We present Context Hierarchy IRL(CHIRL), a new IRL algorithm that exploits the context to scale up IRL and learn reward functions of complex behaviors.
Experiments on benchmark tasks, including a large scale autonomous driving task in the CARLA simulator, show promising results in scaling up IRL for tasks with complex reward functions.

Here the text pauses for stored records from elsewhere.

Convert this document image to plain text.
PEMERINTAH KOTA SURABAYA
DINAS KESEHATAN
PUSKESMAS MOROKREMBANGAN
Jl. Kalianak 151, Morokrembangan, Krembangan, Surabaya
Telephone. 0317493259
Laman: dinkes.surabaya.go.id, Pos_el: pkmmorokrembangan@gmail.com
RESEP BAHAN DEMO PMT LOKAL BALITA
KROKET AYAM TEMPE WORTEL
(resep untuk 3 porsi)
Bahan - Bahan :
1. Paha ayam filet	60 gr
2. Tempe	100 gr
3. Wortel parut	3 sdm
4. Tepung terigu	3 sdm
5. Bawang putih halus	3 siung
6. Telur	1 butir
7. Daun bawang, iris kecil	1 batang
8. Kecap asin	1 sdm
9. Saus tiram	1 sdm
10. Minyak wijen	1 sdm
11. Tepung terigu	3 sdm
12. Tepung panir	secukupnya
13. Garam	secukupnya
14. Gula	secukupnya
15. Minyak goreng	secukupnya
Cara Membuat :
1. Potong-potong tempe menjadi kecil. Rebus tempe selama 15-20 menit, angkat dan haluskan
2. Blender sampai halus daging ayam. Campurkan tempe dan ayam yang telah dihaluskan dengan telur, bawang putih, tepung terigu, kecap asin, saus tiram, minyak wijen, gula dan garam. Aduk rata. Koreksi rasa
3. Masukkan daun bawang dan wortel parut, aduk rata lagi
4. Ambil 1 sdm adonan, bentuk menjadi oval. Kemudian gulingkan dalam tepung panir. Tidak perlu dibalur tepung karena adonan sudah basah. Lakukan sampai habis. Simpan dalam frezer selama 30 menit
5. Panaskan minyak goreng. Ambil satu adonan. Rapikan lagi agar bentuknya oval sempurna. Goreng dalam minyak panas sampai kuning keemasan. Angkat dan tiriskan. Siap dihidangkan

- Score: 30.71220625227959
- License: http://creativecommons.org/licenses/by-nc-sa/4.0/
- Abstract: An inverse reinforcement learning (IRL) agent learns to act intelligently by
observing expert demonstrations and learning the expert's underlying reward
function. Although learning the reward functions from demonstrations has
achieved great success in various tasks, several other challenges are mostly
ignored. Firstly, existing IRL methods try to learn the reward function from
scratch without relying on any prior knowledge. Secondly, traditional IRL
methods assume the reward functions are homogeneous across all the
demonstrations. Some existing IRL methods managed to extend to the
heterogeneous demonstrations. However, they still assume one hidden variable
that affects the behavior and learn the underlying hidden variable together
with the reward from demonstrations. To solve these issues, we present Context
Hierarchy IRL(CHIRL), a new IRL algorithm that exploits the context to scale up
IRL and learn reward functions of complex behaviors. CHIRL models the context
hierarchically as a directed acyclic graph; it represents the reward function
as a corresponding modular deep neural network that associates each network
module with a node of the context hierarchy. The context hierarchy and the
modular reward representation enable data sharing across multiple contexts and
state abstraction, significantly improving the learning performance. CHIRL has
a natural connection with hierarchical task planning when the context hierarchy
represents subtask decomposition. It enables to incorporate the prior knowledge
of causal dependencies of subtasks and make it capable of solving large complex
tasks by decoupling it into several subtasks and conquering each subtask to
solve the original task. Experiments on benchmark tasks, including a large
scale autonomous driving task in the CARLA simulator, show promising results in
scaling up IRL for tasks with complex reward functions.